I vote against John McCain because he is a risk to people with melanoma, not because of his risk of melanoma.
Before I go any farther, let me just say that this post is the one time I'll say anything sympathetic about John McCain who I desperately hope loses this election and loses big. But this isn't about him, really.
It seems like during most election seasons, the New York Times' Lawrence Altman MD seems to get worked up about whether he has had enough access to political candidates' health records. Altman was a medical resident about 40 years ago and has never been much of a clinician as far as I can tell besides that--he did preventive health, public health work, and journalism. But, he seems to feel that reporters--and especially, he, being a doctor/reporter--have a right to go over presidential candidates' health records.
This is an appalling idea if we take away John McCain and our hope to see him lose, and think about this in the abstract. And I'm frustrated that a bunch of doctors who support Obama have apparently signed some kind of letter asking that McCain release all his medical records, and that some of them are saying a bunch of stuff in public about his melanoma risk. First of all, I don't know anything more about John McCain's melanoma risk than Bill Frist knew about Terri Schiavo's neurological function, which is to say, I know better than to pronounce my opinion about it.
Second of all, if I was able to look at all of John McCain's medical records, do a physical exam and history, and then quickly become a melanoma expert, does risk for a serious health condition mean that you're supposed to bow out of public life? If you think so, how far down does this argument apply? Governor? Mayor? City Council? Why would it stop at any particular level of office? If the argument is reasonable at the top, why shouldn't the voters of any given town know whether their mayor had guaiac-positive stool? Is it relevant to know whether your congressional candidate might have a brain aneurysm? Is it your right--no, your duty as a citizen--to demand full body CT scans and head MRIs for every person entering any political race at all?
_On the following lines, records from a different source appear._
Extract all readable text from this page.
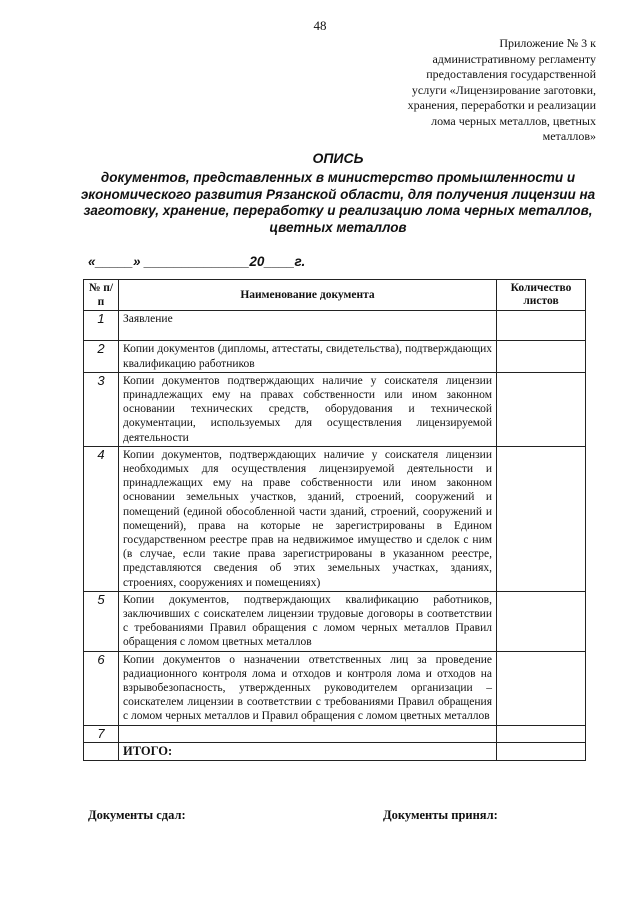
48
Приложение № 3 к
административному регламенту
предоставления государственной
услуги «Лицензирование заготовки,
хранения, переработки и реализации
лома черных металлов, цветных
металлов»
ОПИСЬ
документов, представленных в министерство промышленности и экономического развития Рязанской области, для получения лицензии на заготовку, хранение, переработку и реализацию лома черных металлов, цветных металлов
«_____» ______________20____г.
№ п/п	Наименование документа	Количество листов
1	Заявление	
2	Копии документов (дипломы, аттестаты, свидетельства), подтверждающих квалификацию работников	
3	Копии документов подтверждающих наличие у соискателя лицензии принадлежащих ему на правах собственности или ином законном основании технических средств, оборудования и технической документации, используемых для осуществления лицензируемой деятельности	
4	Копии документов, подтверждающих наличие у соискателя лицензии необходимых для осуществления лицензируемой деятельности и принадлежащих ему на праве собственности или ином законном основании земельных участков, зданий, строений, сооружений и помещений (единой обособленной части зданий, строений, сооружений и помещений), права на которые не зарегистрированы в Едином государственном реестре прав на недвижимое имущество и сделок с ним (в случае, если такие права зарегистрированы в указанном реестре, представляются сведения об этих земельных участках, зданиях, строениях, сооружениях и помещениях)	
5	Копии документов, подтверждающих квалификацию работников, заключивших с соискателем лицензии трудовые договоры в соответствии с требованиями Правил обращения с ломом черных металлов Правил обращения с ломом цветных металлов	
6	Копии документов о назначении ответственных лиц за проведение радиационного контроля лома и отходов и контроля лома и отходов на взрывобезопасность, утвержденных руководителем организации – соискателем лицензии в соответствии с требованиями Правил обращения с ломом черных металлов и Правил обращения с ломом цветных металлов	
7		
	ИТОГО:	
Документы сдал:	Документы принял:
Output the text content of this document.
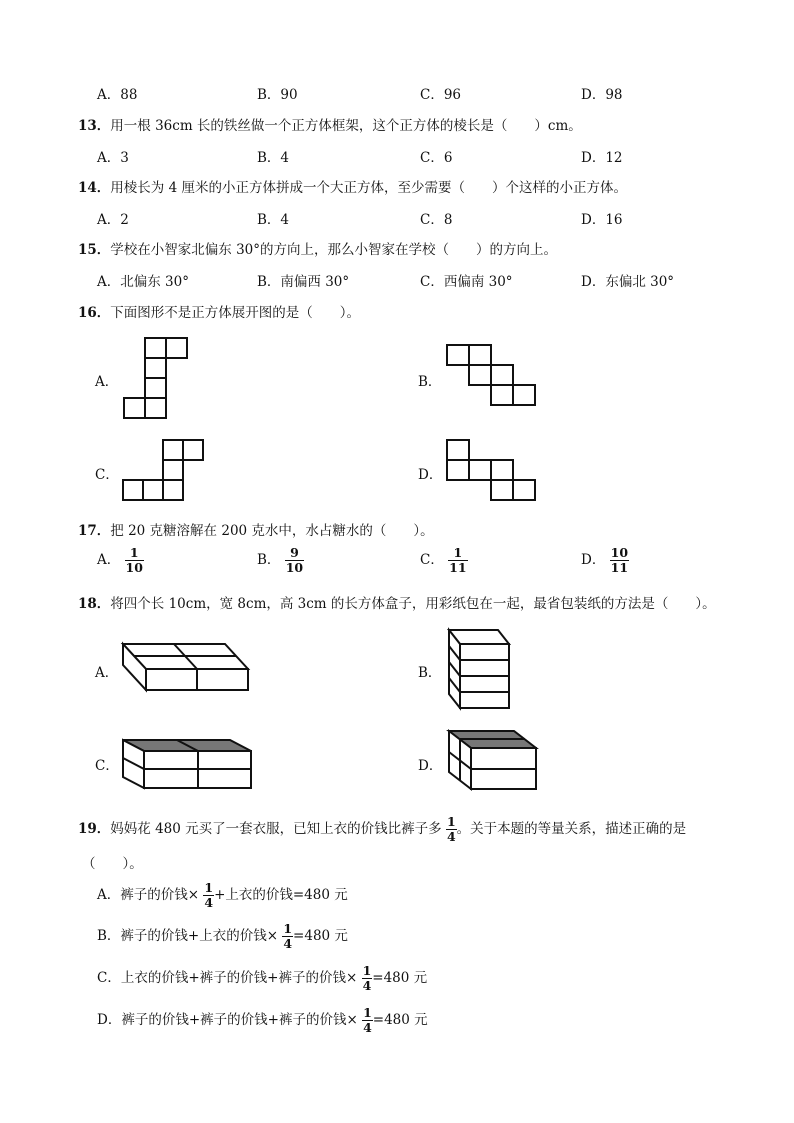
A．88	B．90	C．96	D．98
13．用一根 36cm 长的铁丝做一个正方体框架，这个正方体的棱长是（　　）cm。
A．3	B．4	C．6	D．12
14．用棱长为 4 厘米的小正方体拼成一个大正方体，至少需要（　　）个这样的小正方体。
A．2	B．4	C．8	D．16
15．学校在小智家北偏东 30°的方向上，那么小智家在学校（　　）的方向上。
A．北偏东 30°	B．南偏西 30°	C．西偏南 30°	D．东偏北 30°
16．下面图形不是正方体展开图的是（　　）。
A．	B．
C．	D．
17．把 20 克糖溶解在 200 克水中，水占糖水的（　　）。
A． $\frac{1}{10}$	B． $\frac{9}{10}$	C． $\frac{1}{11}$	D． $\frac{10}{11}$
18．将四个长 10cm，宽 8cm，高 3cm 的长方体盒子，用彩纸包在一起，最省包装纸的方法是（　　）。
A．	B．
C．	D．
19．妈妈花 480 元买了一套衣服，已知上衣的价钱比裤子多 $\frac{1}{4}$ 。关于本题的等量关系，描述正确的是
（　　）。
A．裤子的价钱× $\frac{1}{4}$ +上衣的价钱=480 元
B．裤子的价钱+上衣的价钱× $\frac{1}{4} =480$ 元
C．上衣的价钱+裤子的价钱+裤子的价钱× $\frac{1}{4} =480$ 元
D．裤子的价钱+裤子的价钱+裤子的价钱× $\frac{1}{4} =480$ 元
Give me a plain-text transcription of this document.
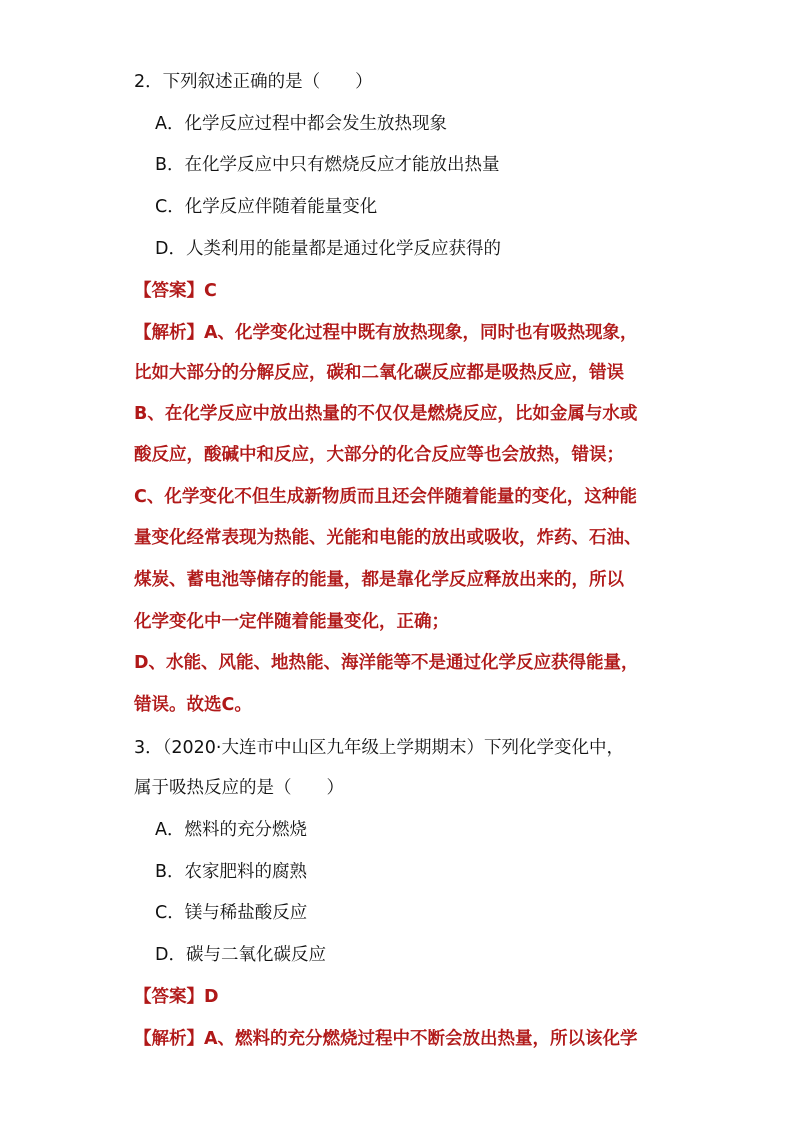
2．下列叙述正确的是（　　）
A．化学反应过程中都会发生放热现象
B．在化学反应中只有燃烧反应才能放出热量
C．化学反应伴随着能量变化
D．人类利用的能量都是通过化学反应获得的
【答案】C
【解析】A、化学变化过程中既有放热现象，同时也有吸热现象，
比如大部分的分解反应，碳和二氧化碳反应都是吸热反应，错误
B、在化学反应中放出热量的不仅仅是燃烧反应，比如金属与水或
酸反应，酸碱中和反应，大部分的化合反应等也会放热，错误；
C、化学变化不但生成新物质而且还会伴随着能量的变化，这种能
量变化经常表现为热能、光能和电能的放出或吸收，炸药、石油、
煤炭、蓄电池等储存的能量，都是靠化学反应释放出来的，所以
化学变化中一定伴随着能量变化，正确；
D、水能、风能、地热能、海洋能等不是通过化学反应获得能量，
错误。故选C。
3．（2020·大连市中山区九年级上学期期末）下列化学变化中，
属于吸热反应的是（　　）
A．燃料的充分燃烧
B．农家肥料的腐熟
C．镁与稀盐酸反应
D．碳与二氧化碳反应
【答案】D
【解析】A、燃料的充分燃烧过程中不断会放出热量，所以该化学
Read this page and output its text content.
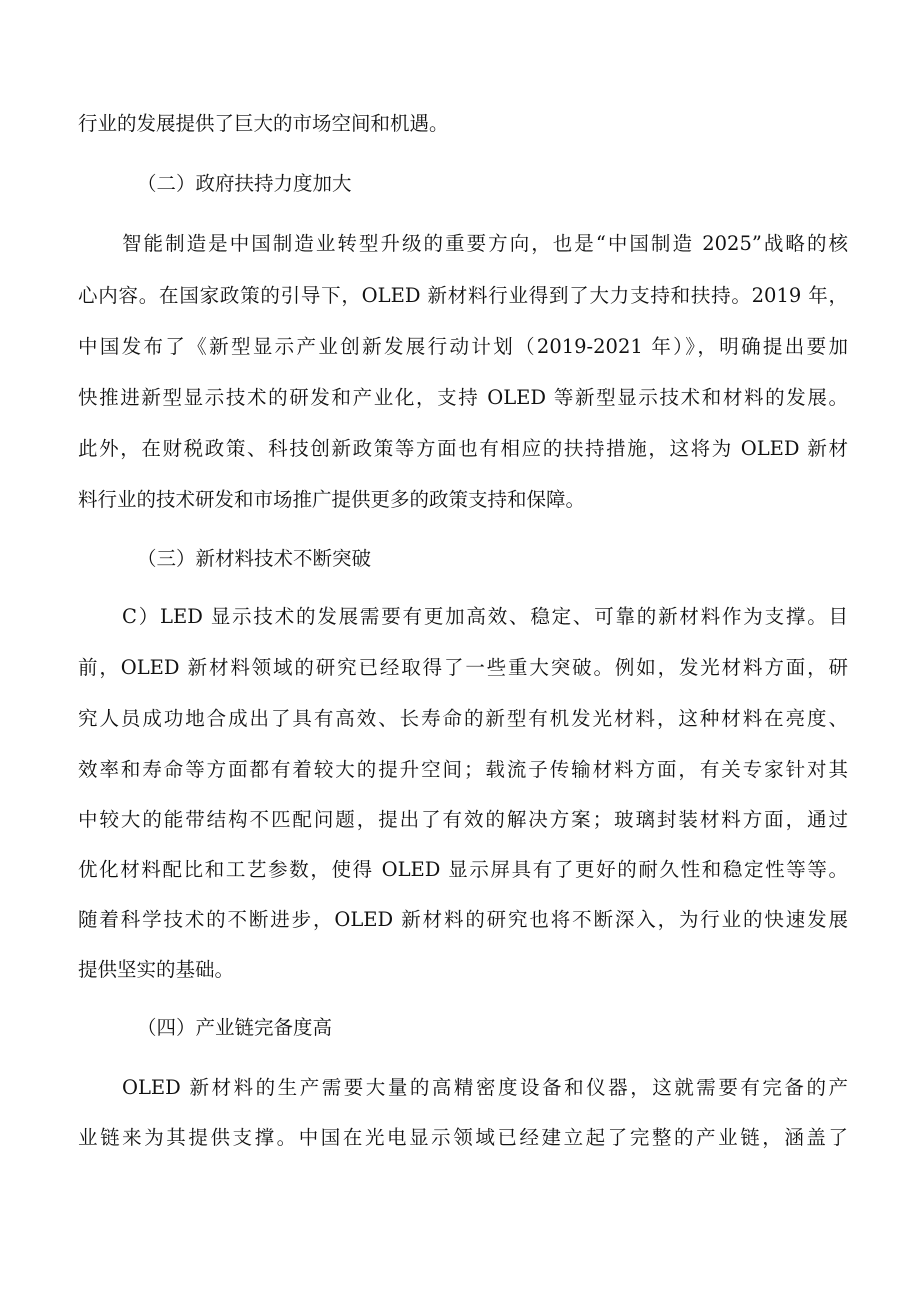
行业的发展提供了巨大的市场空间和机遇。

（二）政府扶持力度加大

智能制造是中国制造业转型升级的重要方向，也是“中国制造 2025”战略的核

心内容。在国家政策的引导下，OLED 新材料行业得到了大力支持和扶持。2019 年，

中国发布了《新型显示产业创新发展行动计划（2019-2021 年）》，明确提出要加

快推进新型显示技术的研发和产业化，支持 OLED 等新型显示技术和材料的发展。

此外，在财税政策、科技创新政策等方面也有相应的扶持措施，这将为 OLED 新材

料行业的技术研发和市场推广提供更多的政策支持和保障。

（三）新材料技术不断突破

C）LED 显示技术的发展需要有更加高效、稳定、可靠的新材料作为支撑。目

前，OLED 新材料领域的研究已经取得了一些重大突破。例如，发光材料方面，研

究人员成功地合成出了具有高效、长寿命的新型有机发光材料，这种材料在亮度、

效率和寿命等方面都有着较大的提升空间；载流子传输材料方面，有关专家针对其

中较大的能带结构不匹配问题，提出了有效的解决方案；玻璃封装材料方面，通过

优化材料配比和工艺参数，使得 OLED 显示屏具有了更好的耐久性和稳定性等等。

随着科学技术的不断进步，OLED 新材料的研究也将不断深入，为行业的快速发展

提供坚实的基础。

（四）产业链完备度高

OLED 新材料的生产需要大量的高精密度设备和仪器，这就需要有完备的产

业链来为其提供支撑。中国在光电显示领域已经建立起了完整的产业链，涵盖了
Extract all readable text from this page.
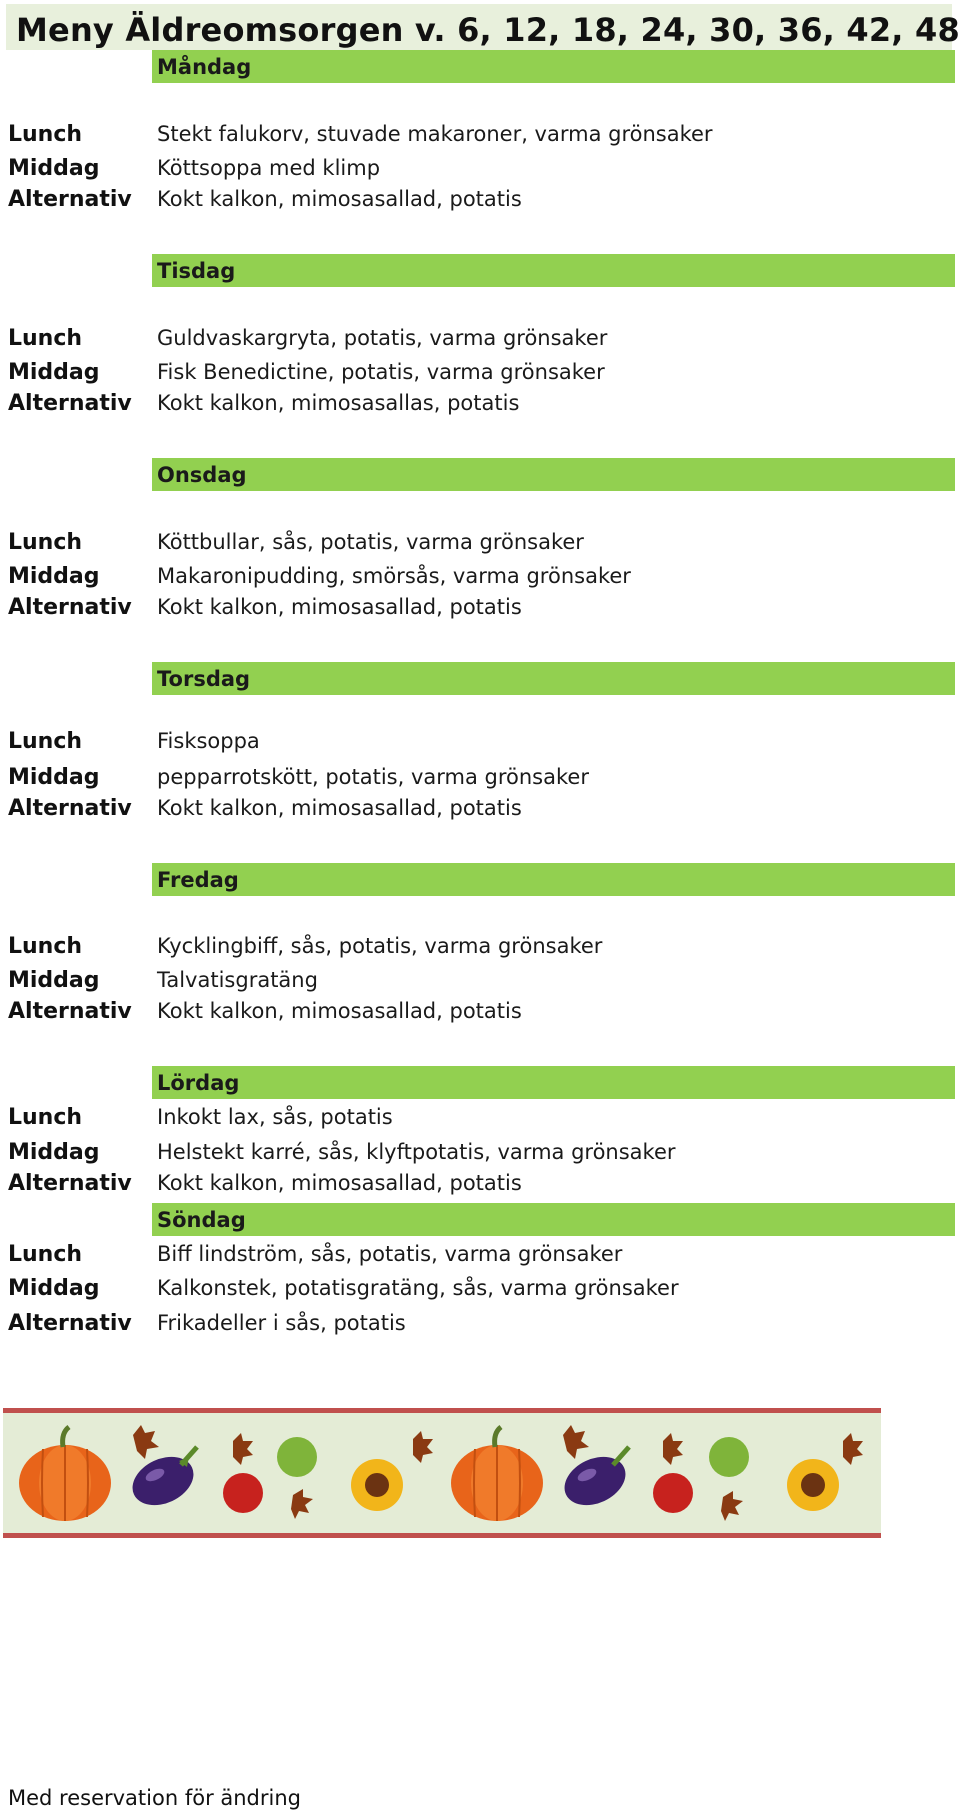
Meny Äldreomsorgen v. 6, 12, 18, 24, 30, 36, 42, 48
Måndag
Lunch	Stekt falukorv, stuvade makaroner, varma grönsaker
Middag	Köttsoppa med klimp
Alternativ Kokt kalkon, mimosasallad, potatis
Tisdag
Lunch	Guldvaskargryta, potatis, varma grönsaker
Middag	Fisk Benedictine, potatis, varma grönsaker
Alternativ Kokt kalkon, mimosasallas, potatis
Onsdag
Lunch	Köttbullar, sås, potatis, varma grönsaker
Middag	Makaronipudding, smörsås, varma grönsaker
Alternativ Kokt kalkon, mimosasallad, potatis
Torsdag
Lunch	Fisksoppa
Middag	pepparrotskött, potatis, varma grönsaker
Alternativ Kokt kalkon, mimosasallad, potatis
Fredag
Lunch	Kycklingbiff, sås, potatis, varma grönsaker
Middag	Talvatisgratäng
Alternativ Kokt kalkon, mimosasallad, potatis
Lördag
Lunch	Inkokt lax, sås, potatis
Middag	Helstekt karré, sås, klyftpotatis, varma grönsaker
Alternativ Kokt kalkon, mimosasallad, potatis
Söndag
Lunch	Biff lindström, sås, potatis, varma grönsaker
Middag	Kalkonstek, potatisgratäng, sås, varma grönsaker
Alternativ Frikadeller i sås, potatis
Med reservation för ändring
As a doctor, shouldn't I reserve my vote only for the candidate who puts his colonoscopy report up on the web so I can look inside his ass and judge for myself whether his polyps are sufficiently presidential?
John McCain's health plans mean his risk to people with melanoma is much more significant than his own risk of melanoma.
Finally, epidemiologically, the melanoma argument opens the door to a truly terrible line of logic, because underneath the medical argument must always be an epidemiological argument. By far the most common cause of death among US presidents in office is assassination. And deaths from cholera or bacterial pneumonia are unlikely for current US presidents. For all of Lawrence Altman's piety about presidents concealing their medical conditions, JFK hiding his Addison's disease was obviously irrelevant in the larger scheme of things. If we're so concerned about a president's chances of death, should we ask Lawrence Altman to be joined by security experts who can analyze the candidates' risk for being assassinated before we vote, which in presidential epidemiology is more likely than death from cancer? Does the public have a right to read all the death threats sent to presidential candidates so we can judge for ourselves whether they are serious? Shouldn't the Secret Service be granting the public complete access to suspected or potential assassins-in-the-making to assess whether they are serious threats or just rifle-toting equivalents of negative lymph nodes? In this election, I don't even want to think about such a thing.
So presidential epidemiology be damned; I am casting my vote for a black man with a significant smoking history and a bunch of racists who want him dead. I'm voting for him because of who he is while he is alive, not because of my morbid guesses about when he might die.